Kalimantan Timur dikenal sebagai salah satu wilayah dengan kekayaan sumber daya alam yang melimpah di Indonesia. Hutan tropisnya menyimpan potensi besar bagi industri kehutanan, pertambangan, dan perkebunan kelapa sawit. Namun di balik pesatnya ekspansi perusahaan tersebut, muncul berbagai konflik lahan antara perusahaan, masyarakat adat, dan pemerintah. Konflik ini menjadi salah satu isu sosial-lingkungan paling serius di Kalimantan Timur dalam dua dekade terakhir.
Konflik lahan di Kalimantan Timur berakar pada tumpang tindihnya penguasaan tanah antara masyarakat lokal, dengan izin usaha yang diberikan pemerintah kepada perusahaan besar.
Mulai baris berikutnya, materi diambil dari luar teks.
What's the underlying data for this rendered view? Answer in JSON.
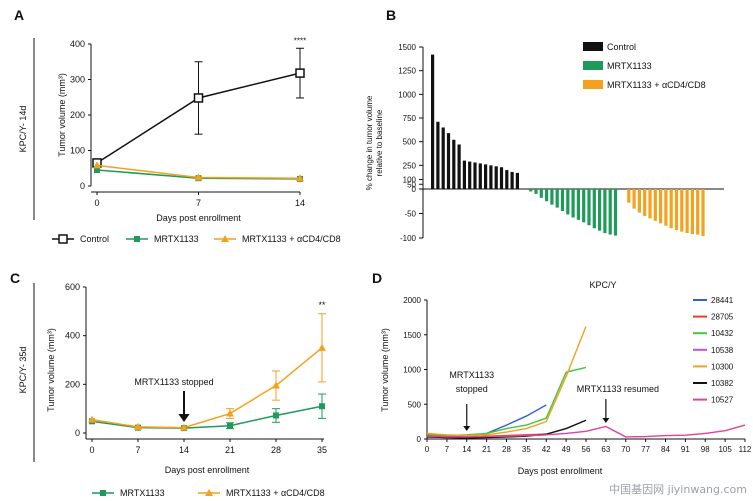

Banyak perusahaan perkebunan sawit, hutan tanaman industri (HTI), serta tambang batu bara memperoleh izin konsesi di lahan yang telah lama dihuni atau digarap masyarakat. Akibatnya, masyarakat kehilangan akses terhadap lahan pertanian, sumber air, dan hutan adat yang selama ini menjadi sumber kehidupan mereka.
Penyebab Utama Konflik
1. Tumpang Tindih Izin dan Lemahnya Tata Ruang
Pemberian izin usaha sering tidak memperhatikan keberadaan pemukiman atau tanah adat. Peta tata ruang daerah yang tidak sinkron dengan peta izin usaha menimbulkan tumpang tindih kepemilikan lahan.
2. Tidak Diakuinya Hak Masyarakat Adat
Banyak komunitas adat belum memiliki sertifikat atau pengakuan hukum atas tanah mereka, sehingga mudah digusur dengan dasar legalitas izin perusahaan.
3. Kepentingan Ekonomi dan Politik
Investasi besar di sektor perkebunan sering didorong oleh kepentingan ekonomi elit lokal dan nasional, sehingga aspirasi masyarakat sering diabaikan.